Inspired by the organised growth of the call taxi sector from the days of yellow & black cabs, Chennai City Connect, a city-based NGO, has suggested a similar streamlining of the autorickshaw sector in a bid to curtail arbitrary charging of passengers. The suggestions are made in the ‘autorickshaw study report’ prepared by the NGO, and presented to the city transport commissioner and the RTOs. The study points out the need to deregulate the existing barriers in creating autorickshaw cooperatives or companies.
By servicing around 1.5 million commuters in Chennai on a daily basis, the autorickshaws qualify as the best para-transit mode of transport by providing the last mile connectivity. But the sector has remained a highly controversial one in the city due to various political and administrative interests in the operations. Lack of government sensitivity so long to revise the fares according to the hike in petrol prices have also been a cause for the ad hoc pricing adopted by the drivers, says the report.
“The fare was Rs 7 meter down for the first 2 km and Rs 3.5 per km for every subsequent kilometre in 1996. This was revised only in 2007 when it was changed to Rs 14 meter down for the first 2km and Rs 6 per km thereafter. Since 2007, the retail selling price of diesel, petrol and LPG have increased by 16.44 per cent, 12.58 per cent and 25.79 per cent respectively, as on June 2010, without any concurrent increase in fares,” notes the report. Since the deregulation that happened by the end of June 2010, the petrol prices have seen a steep increase including the `5 hike that happened earlier this month.
“While we don’t have the need to argue with a call taxi operator, we go to the extent of picking fights with the auto drivers primarily due to the arbitrary rates they charge. By encouraging entrepreneurs to start a company for the auto rickshaw drivers, it is possible that the companies will ensure that a fixed price mechanism is adopted which is agreeable for the consumer and profitable for the drivers. These companies can be operated on a fixed salary basis or a revenue-sharing basis and other added incentives can be provided,” says Raj Cherubal of Chennai City Connect.
“To ensure quality services, a system can be adopted wherein the auto driver is only given a payment slip at the end of the service, which he exchanges for cash at the end of the day/month from the monitoring company who will make payments only for good services,” suggests the report.

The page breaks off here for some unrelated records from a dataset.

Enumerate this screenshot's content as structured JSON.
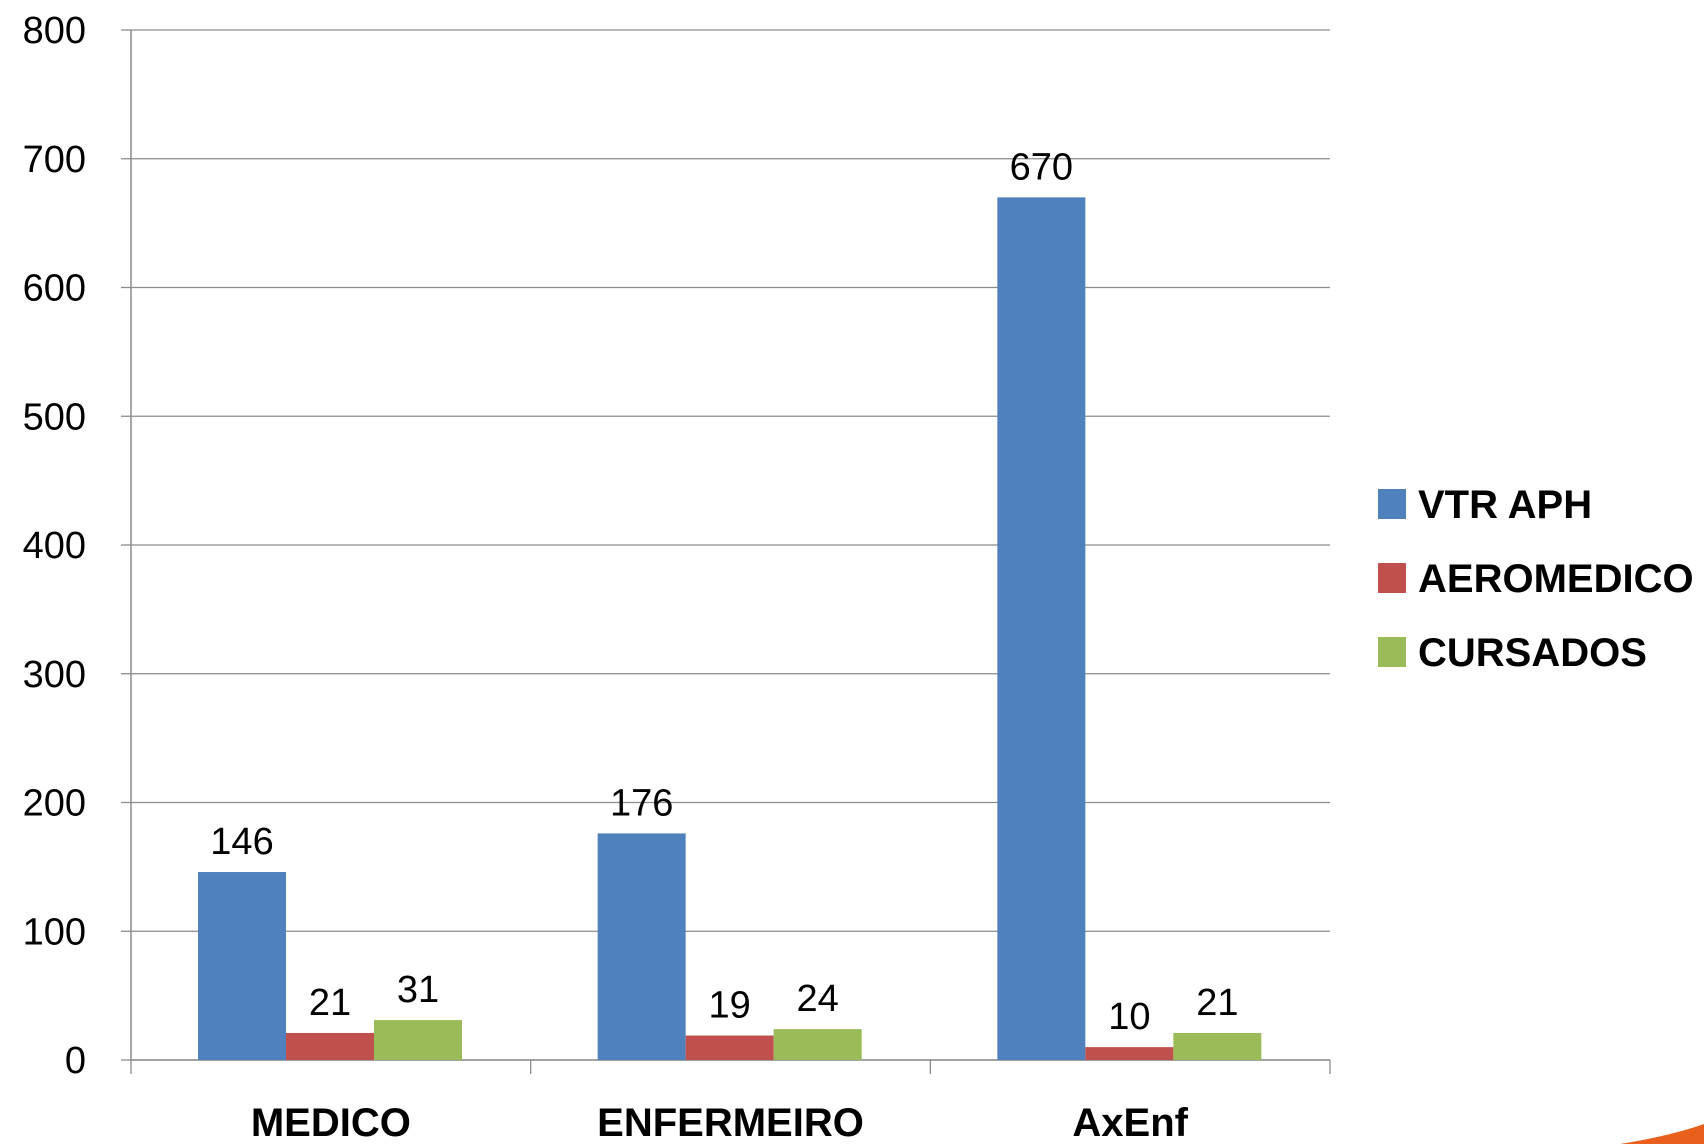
{
  "chart_data": {
    "type": "bar",
    "categories": [
      "MEDICO",
      "ENFERMEIRO",
      "AxEnf"
    ],
    "series": [
      {
        "name": "VTR APH",
        "color": "#4F81BD",
        "values": [
          146,
          176,
          670
        ]
      },
      {
        "name": "AEROMEDICO",
        "color": "#C0504D",
        "values": [
          21,
          19,
          10
        ]
      },
      {
        "name": "CURSADOS",
        "color": "#9BBB59",
        "values": [
          31,
          24,
          21
        ]
      }
    ],
    "ylim": [
      0,
      800
    ],
    "yticks": [
      0,
      100,
      200,
      300,
      400,
      500,
      600,
      700,
      800
    ],
    "grid": true,
    "legend": "right",
    "title": "",
    "xlabel": "",
    "ylabel": ""
  },
  "decoration": {
    "accent_color": "#E8601C"
  }
}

“Meanwhile the government, through experts, should also arrive at a fair and scientific model for fixing the rates that takes into account all the expenditures incurred by the auto owner and also his livelihood needs. For this, auto meters should be used to calculate the distance instead of the rates so that there is no need to change the meter during periodic revision of rates,” says Raj.
Such a system is already in place in cities like Mumbai where the meter monitors the distance and every driver carries a rate-per-kilometre card issued by the city authorities and they charge according to it.
“In Hong Kong, for instance, paratransit vehicles like mini vans and mini buses are used to transport passengers till the metro station or bus stands providing effective and integrated transport. Such a system is possible in Chennai too if the autos and share autos are streamlined and put to use,” says Raj.
But whether Chennai will learn from these global examples to improvise its transport system, only time will tell.